A new study has found that a whopping 92 percent of all of the top songs of 2009 contained sexually suggestive themes.

According to The Atlantic Wire, the music your kids are listening to may not be what you had in mind for good, clean entertainment. A new study by professor Dawn R. Hobbs of the State University of New York at Albany and published in Evolutionary Psychology found an overwhelming amount of sexual themes in today's music.

"Approximately 92% of the 174 songs that made it into the [Billboard] Top 10 in 2009 contained reproductive messages," Hobbs says.

Her study analyzed the messages being broadcast in the top 174 songs and found 18 different sex-related categories present in the lyrics, such as songs referring to sex acts, arousal, genitalia, sexual prowess, etc. She found an average of 10.49 sex-related phrases per song, with music in the R&B genre being the biggest offender. Sexual appeal was most prominent in pop songs and country music was more likely to contain lyrics pertaining to fidelity and commitment.

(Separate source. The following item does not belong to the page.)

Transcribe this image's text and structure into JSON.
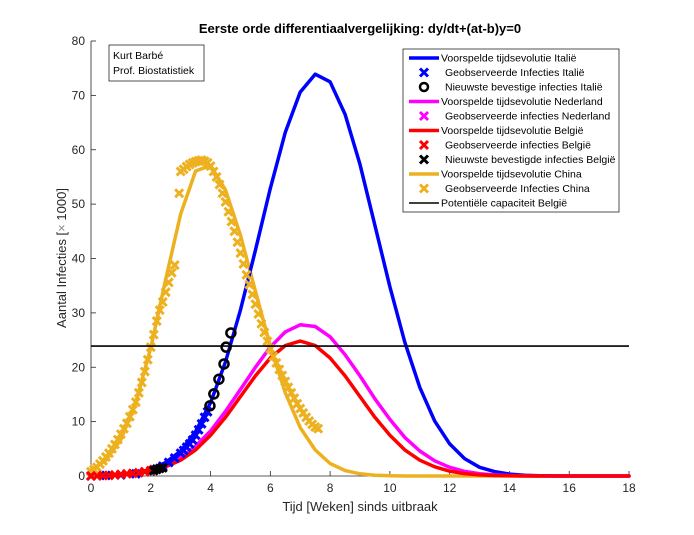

Apparently, sex sells just as much music as it does everything else these days. "Further analyses showed that the bestselling songs in all three charts featured significantly more reproductive messages than those that failed to make it into the Top Ten," the report says.

But this trend may not be indicative of new cultural lows. Hobbs claims that the trend to include sexual messages in music has a long history. "While the frequency of some of the themes differ, these findings clearly show that the same reproductive categories derived from the content analysis of our initial sample of 2009 contemporary songs map surprisingly well onto the lyrics from opera and arts songs dating back hundreds of years."